Agent receives the user message
Calls search_tools or list_tools to discover tools
Activates the data-api MCP server (lazy loading)
Calls the MCP tool to fetch sales data
Calls widget_display with chart-rich to display the chart
Responds with a summary

Best Practices

FAQ

What’s the difference between RemoteLLMProvider and WasmProvider? Remote sends requests to a cloud LLM API (e.g. Claude, Gemini, ChatGPT) via an HTTP proxy.
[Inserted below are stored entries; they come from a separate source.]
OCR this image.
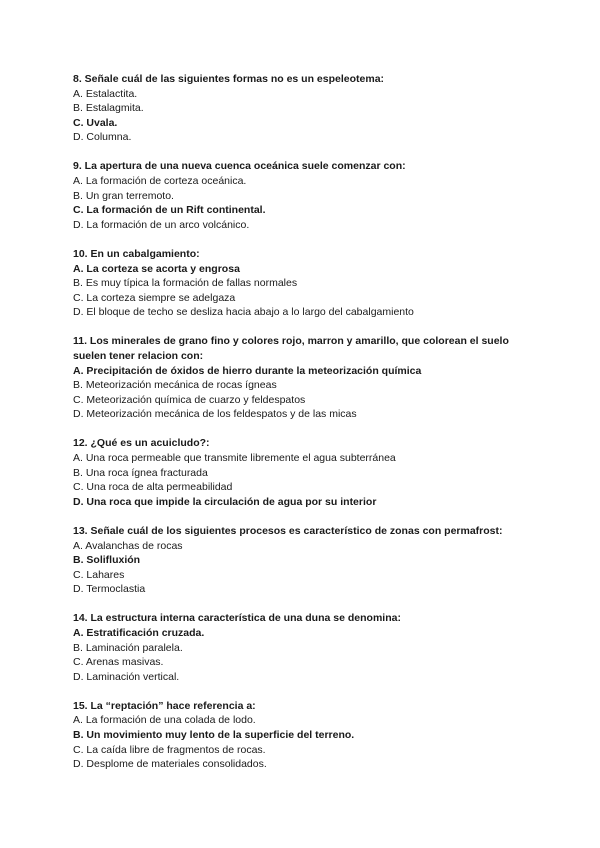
8. Señale cuál de las siguientes formas no es un espeleotema:
A. Estalactita.
B. Estalagmita.
C. Uvala.
D. Columna.
9. La apertura de una nueva cuenca oceánica suele comenzar con:
A. La formación de corteza oceánica.
B. Un gran terremoto.
C. La formación de un Rift continental.
D. La formación de un arco volcánico.
10. En un cabalgamiento:
A. La corteza se acorta y engrosa
B. Es muy típica la formación de fallas normales
C. La corteza siempre se adelgaza
D. El bloque de techo se desliza hacia abajo a lo largo del cabalgamiento
11. Los minerales de grano fino y colores rojo, marron y amarillo, que colorean el suelo suelen tener relacion con:
A. Precipitación de óxidos de hierro durante la meteorización química
B. Meteorización mecánica de rocas ígneas
C. Meteorización química de cuarzo y feldespatos
D. Meteorización mecánica de los feldespatos y de las micas
12. ¿Qué es un acuicludo?:
A. Una roca permeable que transmite libremente el agua subterránea
B. Una roca ígnea fracturada
C. Una roca de alta permeabilidad
D. Una roca que impide la circulación de agua por su interior
13. Señale cuál de los siguientes procesos es característico de zonas con permafrost:
A. Avalanchas de rocas
B. Solifluxión
C. Lahares
D. Termoclastia
14. La estructura interna característica de una duna se denomina:
A. Estratificación cruzada.
B. Laminación paralela.
C. Arenas masivas.
D. Laminación vertical.
15. La “reptación” hace referencia a:
A. La formación de una colada de lodo.
B. Un movimiento muy lento de la superficie del terreno.
C. La caída libre de fragmentos de rocas.
D. Desplome de materiales consolidados.
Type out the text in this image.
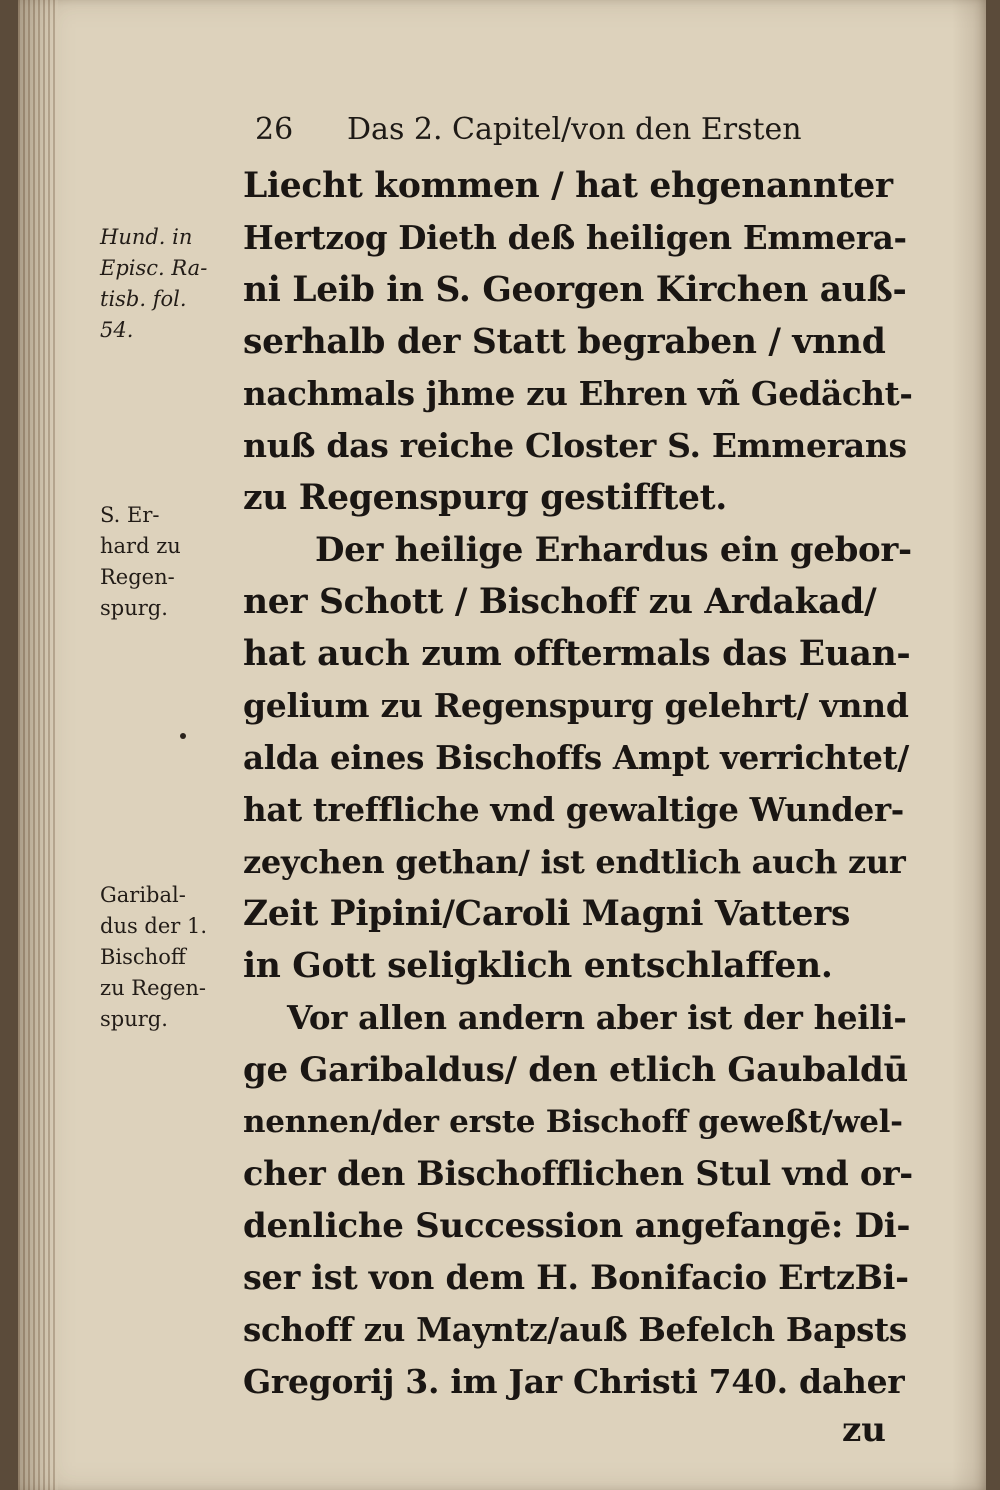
26 Das 2. Capitel/von den Ersten
Liecht kommen / hat ehgenannter
Hertzog Dieth deß heiligen Emmera-
ni Leib in S. Georgen Kirchen auß-
serhalb der Statt begraben / vnnd
nachmals jhme zu Ehren vñ Gedächt-
nuß das reiche Closter S. Emmerans
zu Regenspurg gestifftet.
Der heilige Erhardus ein gebor-
ner Schott / Bischoff zu Ardakad/
hat auch zum offtermals das Euan-
gelium zu Regenspurg gelehrt/ vnnd
alda eines Bischoffs Ampt verrichtet/
hat treffliche vnd gewaltige Wunder-
zeychen gethan/ ist endtlich auch zur
Zeit Pipini/Caroli Magni Vatters
in Gott seligklich entschlaffen.
Vor allen andern aber ist der heili-
ge Garibaldus/ den etlich Gaubaldū
nennen/der erste Bischoff geweßt/wel-
cher den Bischofflichen Stul vnd or-
denliche Succession angefangē: Di-
ser ist von dem H. Bonifacio ErtzBi-
schoff zu Mayntz/auß Befelch Bapsts
Gregorij 3. im Jar Christi 740. daher
zu
Hund. in
Episc. Ra-
tisb. fol.
54.
S. Er-
hard zu
Regen-
spurg.
Garibal-
dus der 1.
Bischoff
zu Regen-
spurg.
Wasm downloads and runs the Gemma model directly in the browser with no server. Remote is more powerful but paid; Wasm is free but slower and less capable.

How does the agent know which widget to use? Recipes injected into the system prompt describe each widget (name, description, parameter schema, use cases). The agent picks the best match for the data it wants to display.

Is nano-RAG enabled by default? No. You need to explicitly create a ContextRAG instance. Nano-RAG is most useful for long conversations with many large tool results.

Can I use an Ollama model with widgets? Yes, but Ollama models are generally less effective than large remote models (e.g. Claude, Gemini) for tool calls. Test with runDiagnostics to verify schema compatibility.

How does auto-repair work? When the LLM generates invalid parameters (flat object, stringified JSON, missing fields), autoRepairParams attempts mechanical fixes before returning an error. This significantly improves tool call success rates, especially with local models.